This chip has a 256-bit memory controller which is so far only paired with GDDR6, but it is possible that GDDR6X is also supported. The chip uses 4MB L2 cache and, according to Nvidia, consists of 17.4 billion transistors. Its die size is 392 mm².

ROPs will now be tied to GPC blocks

A relatively important change happened in the organization of ROP units of Ampere GPUs. Previous architectures had them tied to a memory controller and L2 cache, so for example a 192-bit card always had to have 48 ROPs, a 256-bit one 64 ROPs, 384-bit would have 96 etc.

In Ampere, Nvidia removed this dependency and ROPs are instead tied to GPC blocks and scale with their count. Each GPC block should have 16 ROPs, so the GA104 chip contains 96 ROPs and the GA102 chip increases it to up to 112 ROPs thanks to seven active GPC blocks (RTX 3080 is limited to 96 ROPs because just 6 GPS are active).

New SM block and shader architecture

Probably the most important change happened in shaders at the level of SM blocks and is related to the fact that Ampere now advertises 128 instead of 64 shaders (“Cuda cores”) per SM block and the total number of units/Cuda cores has more than doubled. It doesn’t however mean that a single SM in Ampere has twice as much resources and performance, it’s a little more complicated.

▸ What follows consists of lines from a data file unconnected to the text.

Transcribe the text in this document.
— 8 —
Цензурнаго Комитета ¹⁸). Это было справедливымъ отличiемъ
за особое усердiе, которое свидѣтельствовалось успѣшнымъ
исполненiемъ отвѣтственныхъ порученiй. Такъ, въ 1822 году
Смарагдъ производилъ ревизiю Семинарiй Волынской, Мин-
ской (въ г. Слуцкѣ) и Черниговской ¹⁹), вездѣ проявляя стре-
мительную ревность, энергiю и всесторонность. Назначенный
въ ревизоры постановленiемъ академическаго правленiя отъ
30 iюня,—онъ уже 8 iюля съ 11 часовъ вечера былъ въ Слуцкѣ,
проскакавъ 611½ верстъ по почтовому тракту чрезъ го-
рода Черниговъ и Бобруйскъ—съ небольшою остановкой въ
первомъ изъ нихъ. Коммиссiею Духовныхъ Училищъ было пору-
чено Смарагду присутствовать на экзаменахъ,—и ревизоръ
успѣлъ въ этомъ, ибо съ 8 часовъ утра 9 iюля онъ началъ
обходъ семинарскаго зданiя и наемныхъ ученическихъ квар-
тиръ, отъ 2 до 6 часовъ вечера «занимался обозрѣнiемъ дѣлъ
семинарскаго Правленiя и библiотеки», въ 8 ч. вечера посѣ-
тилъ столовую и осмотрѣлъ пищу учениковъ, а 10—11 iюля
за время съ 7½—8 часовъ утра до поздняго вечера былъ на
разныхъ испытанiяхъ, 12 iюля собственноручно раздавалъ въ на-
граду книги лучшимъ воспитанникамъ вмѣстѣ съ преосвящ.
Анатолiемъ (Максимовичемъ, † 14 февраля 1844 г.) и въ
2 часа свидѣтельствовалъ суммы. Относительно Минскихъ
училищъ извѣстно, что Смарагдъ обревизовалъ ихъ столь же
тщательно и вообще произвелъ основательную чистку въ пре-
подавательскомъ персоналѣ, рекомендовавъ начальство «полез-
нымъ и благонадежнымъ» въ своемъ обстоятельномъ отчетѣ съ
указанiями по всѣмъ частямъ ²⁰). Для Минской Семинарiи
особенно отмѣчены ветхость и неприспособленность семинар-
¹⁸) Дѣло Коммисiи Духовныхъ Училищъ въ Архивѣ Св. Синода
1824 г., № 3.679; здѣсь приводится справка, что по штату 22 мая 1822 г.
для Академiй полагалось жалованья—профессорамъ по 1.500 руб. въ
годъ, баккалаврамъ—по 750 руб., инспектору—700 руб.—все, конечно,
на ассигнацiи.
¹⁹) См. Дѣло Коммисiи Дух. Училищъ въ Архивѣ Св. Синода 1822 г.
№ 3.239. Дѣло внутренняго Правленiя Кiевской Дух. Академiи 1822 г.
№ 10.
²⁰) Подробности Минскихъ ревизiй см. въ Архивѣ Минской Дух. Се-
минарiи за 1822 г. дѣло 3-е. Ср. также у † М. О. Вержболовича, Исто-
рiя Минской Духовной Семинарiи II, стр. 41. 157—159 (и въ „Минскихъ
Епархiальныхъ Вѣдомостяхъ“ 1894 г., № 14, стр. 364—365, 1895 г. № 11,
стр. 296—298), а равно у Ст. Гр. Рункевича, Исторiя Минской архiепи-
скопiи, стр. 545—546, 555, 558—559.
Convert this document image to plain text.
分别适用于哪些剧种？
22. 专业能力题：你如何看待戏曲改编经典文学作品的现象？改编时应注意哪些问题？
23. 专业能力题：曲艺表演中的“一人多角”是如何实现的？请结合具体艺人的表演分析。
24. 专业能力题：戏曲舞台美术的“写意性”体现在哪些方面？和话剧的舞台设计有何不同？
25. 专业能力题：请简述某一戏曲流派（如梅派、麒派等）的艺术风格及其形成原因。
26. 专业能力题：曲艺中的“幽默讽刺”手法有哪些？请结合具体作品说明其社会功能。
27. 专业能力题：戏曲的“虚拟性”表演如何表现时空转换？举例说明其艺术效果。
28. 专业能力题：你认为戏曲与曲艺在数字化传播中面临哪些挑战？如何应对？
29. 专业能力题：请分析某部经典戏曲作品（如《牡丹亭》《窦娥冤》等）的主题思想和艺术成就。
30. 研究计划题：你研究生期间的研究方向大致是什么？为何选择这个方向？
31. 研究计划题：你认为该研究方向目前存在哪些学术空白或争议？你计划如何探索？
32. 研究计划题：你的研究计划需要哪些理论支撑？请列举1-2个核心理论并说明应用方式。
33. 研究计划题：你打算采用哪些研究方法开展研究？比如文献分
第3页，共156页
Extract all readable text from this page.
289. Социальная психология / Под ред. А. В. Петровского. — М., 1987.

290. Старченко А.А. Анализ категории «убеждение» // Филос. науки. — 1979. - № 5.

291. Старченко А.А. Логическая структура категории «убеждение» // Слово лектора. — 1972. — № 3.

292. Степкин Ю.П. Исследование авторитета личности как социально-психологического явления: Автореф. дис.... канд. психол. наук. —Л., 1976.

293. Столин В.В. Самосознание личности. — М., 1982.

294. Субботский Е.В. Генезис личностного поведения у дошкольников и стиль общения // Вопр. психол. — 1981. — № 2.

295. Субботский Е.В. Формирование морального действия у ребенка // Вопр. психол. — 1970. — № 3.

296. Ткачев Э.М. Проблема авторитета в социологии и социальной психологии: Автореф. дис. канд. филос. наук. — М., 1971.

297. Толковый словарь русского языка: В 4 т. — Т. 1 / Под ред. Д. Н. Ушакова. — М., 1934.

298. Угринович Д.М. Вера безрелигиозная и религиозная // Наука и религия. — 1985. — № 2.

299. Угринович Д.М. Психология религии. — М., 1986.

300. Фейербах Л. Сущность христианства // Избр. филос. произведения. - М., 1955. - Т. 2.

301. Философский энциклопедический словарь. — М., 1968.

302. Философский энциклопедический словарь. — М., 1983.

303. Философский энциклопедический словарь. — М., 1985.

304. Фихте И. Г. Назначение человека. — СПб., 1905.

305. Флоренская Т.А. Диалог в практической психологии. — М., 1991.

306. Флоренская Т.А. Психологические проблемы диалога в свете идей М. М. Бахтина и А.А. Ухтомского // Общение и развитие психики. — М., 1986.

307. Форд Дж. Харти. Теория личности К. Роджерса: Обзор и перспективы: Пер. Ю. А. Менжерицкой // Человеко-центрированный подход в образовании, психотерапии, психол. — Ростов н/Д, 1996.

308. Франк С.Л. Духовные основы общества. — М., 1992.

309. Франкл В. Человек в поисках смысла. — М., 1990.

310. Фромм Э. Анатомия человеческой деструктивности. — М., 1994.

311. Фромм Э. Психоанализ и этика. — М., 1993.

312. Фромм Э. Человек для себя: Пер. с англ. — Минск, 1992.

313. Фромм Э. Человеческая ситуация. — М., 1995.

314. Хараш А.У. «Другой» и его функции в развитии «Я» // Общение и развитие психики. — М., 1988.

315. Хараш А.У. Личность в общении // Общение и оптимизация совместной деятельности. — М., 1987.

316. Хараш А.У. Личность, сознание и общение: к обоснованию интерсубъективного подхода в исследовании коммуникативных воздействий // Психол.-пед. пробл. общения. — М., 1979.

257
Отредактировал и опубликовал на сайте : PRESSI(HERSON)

In fact, this architecture is a follow-up on the change that Nvidia has already made in the Turing and Volta GPU architectures. Originally, with Maxwell and Pascal, there were 64 shaders in one SM block and these supported FP32 (floating point operations, which are most important in the GPU) and INT32 (integer) instructions. In reality, the structure is such that the SM block contains four subsections each connected to its own warp scheduler and load/store units, and each warp scheduler sends operations to 16 FP32/shader units in form of one single 16-wide SIMD vector (a “warp”). All 16 units compute the same operation (warp) at a time, just operating on different data value. One SM is in other words akin to four 16-wide SIMD units (this is why it’s inaccurate to talk about 64 “Cuda cores”).

Processing two FP32 operations in parallel

In the Volta and Turing architectures, Nvidia has made a big change and added separate INT32 units capable of doing integer-only operations in parallel to FP32 units. Instead of one 16-wide operation (warp) in one cycle, the subsection/warp scheduler in Turing can send two warps to be executed – one FP32 warp to the main units, and if there also is and integer instruction (warp) ready, it sends it to a separate INT32 SIMD unit. In total, the SM block can now process 64 FP32 operations in one cycle as Pascal can, but in addition 64 INT32 operations can be handled in parallel with them. Integer instructions are less common (the ratio to FP ops fluctuates, but say 3:1 on average), but sending them to a parallel unit frees up the FP32 unit for more operations and greatly increases performance per 1 MHz.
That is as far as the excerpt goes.